I have BSNL 512 Kbps unlimited Plans

and my Network Map is as follow
Router
| 
Switch ------------------- Wifi Router ----- 2 LAPTOP + 2 Phone + PC6
PC1|PC2|PC3|PC4|PC5

It happens to me some time that One of the PC or Laptop
 uses most of the bandwidth, and it seems impossible to even open google on other computer. I have tried download various bandwidth limiting software but I was just not able to figure out how to setup those software without destroying my network.

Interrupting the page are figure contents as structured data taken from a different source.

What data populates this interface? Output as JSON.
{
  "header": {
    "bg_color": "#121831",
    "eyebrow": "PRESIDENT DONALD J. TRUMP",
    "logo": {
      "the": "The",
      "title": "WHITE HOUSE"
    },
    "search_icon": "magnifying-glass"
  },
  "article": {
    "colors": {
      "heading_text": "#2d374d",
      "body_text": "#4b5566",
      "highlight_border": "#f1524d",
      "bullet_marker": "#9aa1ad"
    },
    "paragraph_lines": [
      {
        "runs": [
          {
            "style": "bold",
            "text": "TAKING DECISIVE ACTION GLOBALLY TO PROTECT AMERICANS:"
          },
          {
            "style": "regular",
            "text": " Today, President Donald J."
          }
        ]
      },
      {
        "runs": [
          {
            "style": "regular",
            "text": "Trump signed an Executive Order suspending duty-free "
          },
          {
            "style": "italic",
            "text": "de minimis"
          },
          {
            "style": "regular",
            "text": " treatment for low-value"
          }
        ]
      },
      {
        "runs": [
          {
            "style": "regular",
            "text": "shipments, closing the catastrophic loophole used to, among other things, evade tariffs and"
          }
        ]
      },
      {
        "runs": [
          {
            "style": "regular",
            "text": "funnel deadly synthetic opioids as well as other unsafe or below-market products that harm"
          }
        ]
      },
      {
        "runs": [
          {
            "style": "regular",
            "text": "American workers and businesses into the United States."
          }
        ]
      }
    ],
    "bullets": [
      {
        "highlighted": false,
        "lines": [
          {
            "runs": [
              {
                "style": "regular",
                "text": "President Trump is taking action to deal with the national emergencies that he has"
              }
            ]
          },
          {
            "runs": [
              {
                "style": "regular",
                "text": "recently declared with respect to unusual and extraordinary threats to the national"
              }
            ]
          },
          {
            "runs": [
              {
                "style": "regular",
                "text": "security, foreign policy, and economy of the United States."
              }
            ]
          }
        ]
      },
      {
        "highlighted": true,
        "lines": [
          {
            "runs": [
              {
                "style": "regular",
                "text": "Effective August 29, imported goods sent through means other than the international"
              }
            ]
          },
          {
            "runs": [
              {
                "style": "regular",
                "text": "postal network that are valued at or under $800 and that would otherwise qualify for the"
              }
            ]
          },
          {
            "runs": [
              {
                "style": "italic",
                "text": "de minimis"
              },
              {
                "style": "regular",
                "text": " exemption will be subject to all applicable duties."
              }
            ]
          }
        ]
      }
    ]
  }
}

Note : I want My PC1 to have most of the bandwidth.


----------



## ico (Nov 10, 2010)

Does your router support QoS?


----------



## prateek007391 (Nov 10, 2010)

My Router is ZTE ZXDSL 831A11


----------



## ico (Nov 10, 2010)

oh I'm sorry. My router has the option of "Quality of Service" but it doesn't work as the way I thought. It works like this: 
*img530.imageshack.us/img530/1865/screenshot20101110at138.th.jpg
You could try finding a similar option in your router.

The best way to limit bandwidth to the users on LAN is by routing everything through a proxy like Squid.

A quick Google found me this: Bandwidth Limiting HOWTO


----------



## prateek007391 (Nov 10, 2010)

ico said:


> oh I'm sorry. My router has the option of "Quality of Service" but it doesn't work as the way I thought. It works like this:
> *img530.imageshack.us/img530/1865/screenshot20101110at138.th.jpg
> You could try finding a similar option in your router.
> 
> ...


As per the network map I provided I cannot use Proxy server to control bandwidth.

If I make PC1 as main Proxy Server I need to keep it alive to make other work online, which is not possible mostly.


----------



## Gollum (Nov 10, 2010)

Try to limit the data transfer rate or connection speed of the lan cards of the other pc's. But i don't think this would work on slow speed of 512kbps.


----------



## khmadhu (Nov 10, 2010)

yes as Gollum  said you can achieve this by third party software..

but u dont have to limit bandwidth for the LAN card, this will slow down the LAN transfer also..  
instead search for the software that you can define separate bandwidth limit  for LAN(192.168.*.*) and WAN  (global IP).

this will work.. but i don't know the software which does this.. i am sure there are few softwares available..


----------



## prateek007391 (Nov 10, 2010)

Netlimiter is one of them, but I dont know how to configure it.


----------



## saliha (Nov 25, 2010)

Hi..

Bandwidth, data and speed are closely related terms and are sometimes used interchangeably. The amount of bandwidth that a computer  connection is allotted determines how much data can be downloaded per second, or transferred from the Internet to the computer. More bandwidth equals more data per second, which translates to more speed. In some cases a bandwidth limit refers to a speed limit, and in other cases it refers to a data limit...


----------